How to Win a Rally Without a Swing Part 3

Are you here to play or to watch...

The topic of not hitting balls that are out is interesting. The first article on Tuesday covered the mental part of the concept - recognizing players and body language that give an indication that those balls are likely to go out. The second article on Wednesday covered the physical part of the concept - slow down and keep your paddle up. Today, we will conclude with an idea briefly mentioned by Coach Mo - training our brains to recognize balls that will go out.

One of Coach Mo's tips in the first article sates "Play some points with your friends and don’t keep score; let some questionable balls go, so you can learn to recognize out balls. If you recognize just two balls a game, your game will improve about 20%." We will dive deeper into that using a video from Joe Baker called Pickleball Strategy 301 - Six Rules of the Fast Game. This video covers a lot of topics and the relevant part - Rule 6 - starts at about 10:56.

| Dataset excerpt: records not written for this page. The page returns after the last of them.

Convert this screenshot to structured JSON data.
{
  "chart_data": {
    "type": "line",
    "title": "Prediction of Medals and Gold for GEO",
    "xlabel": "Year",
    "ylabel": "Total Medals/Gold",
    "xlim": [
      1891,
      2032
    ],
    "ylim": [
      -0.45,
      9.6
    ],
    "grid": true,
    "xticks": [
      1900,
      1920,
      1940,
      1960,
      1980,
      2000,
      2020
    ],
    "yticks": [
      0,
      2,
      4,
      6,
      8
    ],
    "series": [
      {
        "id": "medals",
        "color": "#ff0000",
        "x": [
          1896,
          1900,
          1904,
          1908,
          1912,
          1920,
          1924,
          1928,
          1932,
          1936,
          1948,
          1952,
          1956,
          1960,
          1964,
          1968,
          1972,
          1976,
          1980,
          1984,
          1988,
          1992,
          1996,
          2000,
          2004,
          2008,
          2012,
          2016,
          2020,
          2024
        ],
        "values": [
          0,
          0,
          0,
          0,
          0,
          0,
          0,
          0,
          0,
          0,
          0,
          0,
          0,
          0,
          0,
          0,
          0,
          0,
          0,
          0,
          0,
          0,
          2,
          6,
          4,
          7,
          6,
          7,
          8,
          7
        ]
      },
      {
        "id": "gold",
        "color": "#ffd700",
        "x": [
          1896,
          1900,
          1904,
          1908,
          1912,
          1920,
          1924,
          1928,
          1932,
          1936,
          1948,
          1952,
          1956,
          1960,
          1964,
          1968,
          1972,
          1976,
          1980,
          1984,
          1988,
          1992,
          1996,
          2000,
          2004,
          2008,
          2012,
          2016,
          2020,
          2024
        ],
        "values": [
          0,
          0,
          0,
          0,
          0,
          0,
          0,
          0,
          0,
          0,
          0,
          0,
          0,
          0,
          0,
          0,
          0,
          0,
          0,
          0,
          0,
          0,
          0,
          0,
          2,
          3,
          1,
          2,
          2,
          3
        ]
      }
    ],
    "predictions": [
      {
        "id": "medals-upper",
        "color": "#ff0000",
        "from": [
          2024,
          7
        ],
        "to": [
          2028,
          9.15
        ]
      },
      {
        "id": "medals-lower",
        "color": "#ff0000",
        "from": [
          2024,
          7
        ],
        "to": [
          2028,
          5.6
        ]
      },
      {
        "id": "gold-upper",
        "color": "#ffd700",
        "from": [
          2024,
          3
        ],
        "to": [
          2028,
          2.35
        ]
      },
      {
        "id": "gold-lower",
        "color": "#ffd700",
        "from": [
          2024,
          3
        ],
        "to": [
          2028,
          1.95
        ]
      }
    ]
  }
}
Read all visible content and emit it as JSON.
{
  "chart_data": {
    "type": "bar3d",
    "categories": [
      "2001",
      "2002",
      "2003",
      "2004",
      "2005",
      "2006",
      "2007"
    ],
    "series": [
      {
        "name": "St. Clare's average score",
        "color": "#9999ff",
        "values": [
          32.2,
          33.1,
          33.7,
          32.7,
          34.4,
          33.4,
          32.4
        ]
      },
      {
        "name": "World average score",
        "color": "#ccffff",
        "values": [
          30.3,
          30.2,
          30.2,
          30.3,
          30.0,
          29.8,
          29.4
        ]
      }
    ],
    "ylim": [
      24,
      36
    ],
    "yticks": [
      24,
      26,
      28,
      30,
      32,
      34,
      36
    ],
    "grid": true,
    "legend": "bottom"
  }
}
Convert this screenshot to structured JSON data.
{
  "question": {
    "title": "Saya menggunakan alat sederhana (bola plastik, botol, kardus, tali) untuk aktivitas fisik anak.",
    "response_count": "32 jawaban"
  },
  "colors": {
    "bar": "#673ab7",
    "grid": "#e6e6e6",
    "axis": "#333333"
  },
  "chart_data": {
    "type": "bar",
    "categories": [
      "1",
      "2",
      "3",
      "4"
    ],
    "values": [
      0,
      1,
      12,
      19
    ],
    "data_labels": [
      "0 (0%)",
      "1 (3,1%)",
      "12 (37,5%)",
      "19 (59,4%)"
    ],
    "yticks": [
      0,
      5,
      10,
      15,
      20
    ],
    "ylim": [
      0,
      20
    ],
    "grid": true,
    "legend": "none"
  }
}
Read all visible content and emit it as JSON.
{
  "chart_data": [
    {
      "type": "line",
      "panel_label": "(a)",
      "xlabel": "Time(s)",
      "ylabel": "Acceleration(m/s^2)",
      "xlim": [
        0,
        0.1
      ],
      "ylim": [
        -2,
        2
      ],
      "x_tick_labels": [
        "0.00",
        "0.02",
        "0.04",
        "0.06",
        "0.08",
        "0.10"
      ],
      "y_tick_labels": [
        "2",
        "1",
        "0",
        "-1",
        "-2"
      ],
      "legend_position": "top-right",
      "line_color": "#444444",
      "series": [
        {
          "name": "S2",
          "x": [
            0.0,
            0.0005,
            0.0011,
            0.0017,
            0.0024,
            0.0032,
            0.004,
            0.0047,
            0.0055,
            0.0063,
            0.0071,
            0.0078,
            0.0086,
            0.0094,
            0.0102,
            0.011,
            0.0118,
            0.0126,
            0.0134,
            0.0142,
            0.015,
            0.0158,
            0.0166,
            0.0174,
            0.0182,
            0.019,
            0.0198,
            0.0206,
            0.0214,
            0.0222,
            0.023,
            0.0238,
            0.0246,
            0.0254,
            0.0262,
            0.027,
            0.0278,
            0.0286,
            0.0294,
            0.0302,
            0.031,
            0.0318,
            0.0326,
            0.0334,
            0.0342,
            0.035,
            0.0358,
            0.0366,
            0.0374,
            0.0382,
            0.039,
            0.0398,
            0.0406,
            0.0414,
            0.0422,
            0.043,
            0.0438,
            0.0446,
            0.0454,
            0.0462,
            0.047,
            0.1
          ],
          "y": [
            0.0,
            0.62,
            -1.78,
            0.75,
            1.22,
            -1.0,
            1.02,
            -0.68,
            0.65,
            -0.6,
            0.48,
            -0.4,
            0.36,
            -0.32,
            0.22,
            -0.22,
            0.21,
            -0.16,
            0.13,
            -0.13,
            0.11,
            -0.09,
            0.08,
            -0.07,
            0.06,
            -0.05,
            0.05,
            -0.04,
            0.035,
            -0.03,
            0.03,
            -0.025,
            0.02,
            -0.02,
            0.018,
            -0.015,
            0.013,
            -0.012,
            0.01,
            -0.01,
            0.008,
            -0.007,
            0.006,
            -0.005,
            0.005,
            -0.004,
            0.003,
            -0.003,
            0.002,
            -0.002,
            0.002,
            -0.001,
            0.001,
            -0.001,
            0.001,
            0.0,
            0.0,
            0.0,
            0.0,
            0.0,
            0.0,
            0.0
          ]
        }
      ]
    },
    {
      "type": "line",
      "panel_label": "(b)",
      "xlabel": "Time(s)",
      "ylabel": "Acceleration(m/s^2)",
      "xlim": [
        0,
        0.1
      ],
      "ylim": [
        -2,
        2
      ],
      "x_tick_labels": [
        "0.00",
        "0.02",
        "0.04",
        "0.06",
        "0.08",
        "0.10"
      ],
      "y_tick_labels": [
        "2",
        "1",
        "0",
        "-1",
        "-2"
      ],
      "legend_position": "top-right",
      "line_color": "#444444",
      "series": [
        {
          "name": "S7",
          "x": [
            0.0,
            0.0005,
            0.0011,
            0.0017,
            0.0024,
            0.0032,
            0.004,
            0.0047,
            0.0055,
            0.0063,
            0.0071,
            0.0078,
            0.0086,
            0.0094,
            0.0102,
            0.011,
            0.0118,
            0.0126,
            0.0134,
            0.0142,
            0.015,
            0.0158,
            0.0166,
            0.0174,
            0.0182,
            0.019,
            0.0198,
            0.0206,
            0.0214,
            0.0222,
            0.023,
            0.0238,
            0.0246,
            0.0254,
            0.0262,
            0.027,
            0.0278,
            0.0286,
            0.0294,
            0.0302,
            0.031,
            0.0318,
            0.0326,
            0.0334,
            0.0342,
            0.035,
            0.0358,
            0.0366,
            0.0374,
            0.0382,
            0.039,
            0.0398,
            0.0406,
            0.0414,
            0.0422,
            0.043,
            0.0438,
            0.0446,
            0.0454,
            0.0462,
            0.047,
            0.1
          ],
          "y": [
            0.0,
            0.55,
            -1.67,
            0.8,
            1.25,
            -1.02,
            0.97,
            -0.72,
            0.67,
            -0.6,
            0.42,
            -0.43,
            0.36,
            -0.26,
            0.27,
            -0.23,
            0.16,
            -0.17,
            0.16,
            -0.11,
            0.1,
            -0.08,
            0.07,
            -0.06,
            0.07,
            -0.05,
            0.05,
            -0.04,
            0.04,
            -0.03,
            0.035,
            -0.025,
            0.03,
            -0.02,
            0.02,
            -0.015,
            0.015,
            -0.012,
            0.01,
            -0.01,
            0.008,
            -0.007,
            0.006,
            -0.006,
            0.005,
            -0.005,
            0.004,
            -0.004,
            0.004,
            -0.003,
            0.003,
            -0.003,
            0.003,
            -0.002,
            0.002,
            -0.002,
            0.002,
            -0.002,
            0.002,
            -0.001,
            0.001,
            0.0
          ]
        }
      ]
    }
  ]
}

Joe first discusses how beginners ignore the idea of balls being out.

The next discussion compares beginner play with pros whose smart decisions earn points the easiest way possible - watching the ball go out of bounds. Advanced players will allow many more balls to go by without a swing. They aren't always right, though. But Joe's theory aligns with percentage pickleball - if the odds are in your favor, play the odds. That means you will win more points than you lose by virtue of the decision.

There are at least 2 ways to improve your decision-making ability and improve the odds:

  1. The first is discussed in Joe's video - partner communication. The non-targeted partner may have a better angle to see whether the ball is headed out of bounds. As soon as it is recognized, the partner should yell "out" or "bounce it" to let his partner know to allow it to go past.
  2. The second is Coach Mo's tip about training the brain. Much like stroke drills develop muscle memory, the brain can be trained to recognize which balls are in or out. This brain-training is tough though. It means letting lots of balls go past in practice games. This means that lots of points (and games) will be lost. Wins and losses shouldn't matter in recreational play, but it may be important to some players. Be sure to ask your partner if it is OK for you to practice this technique before using it.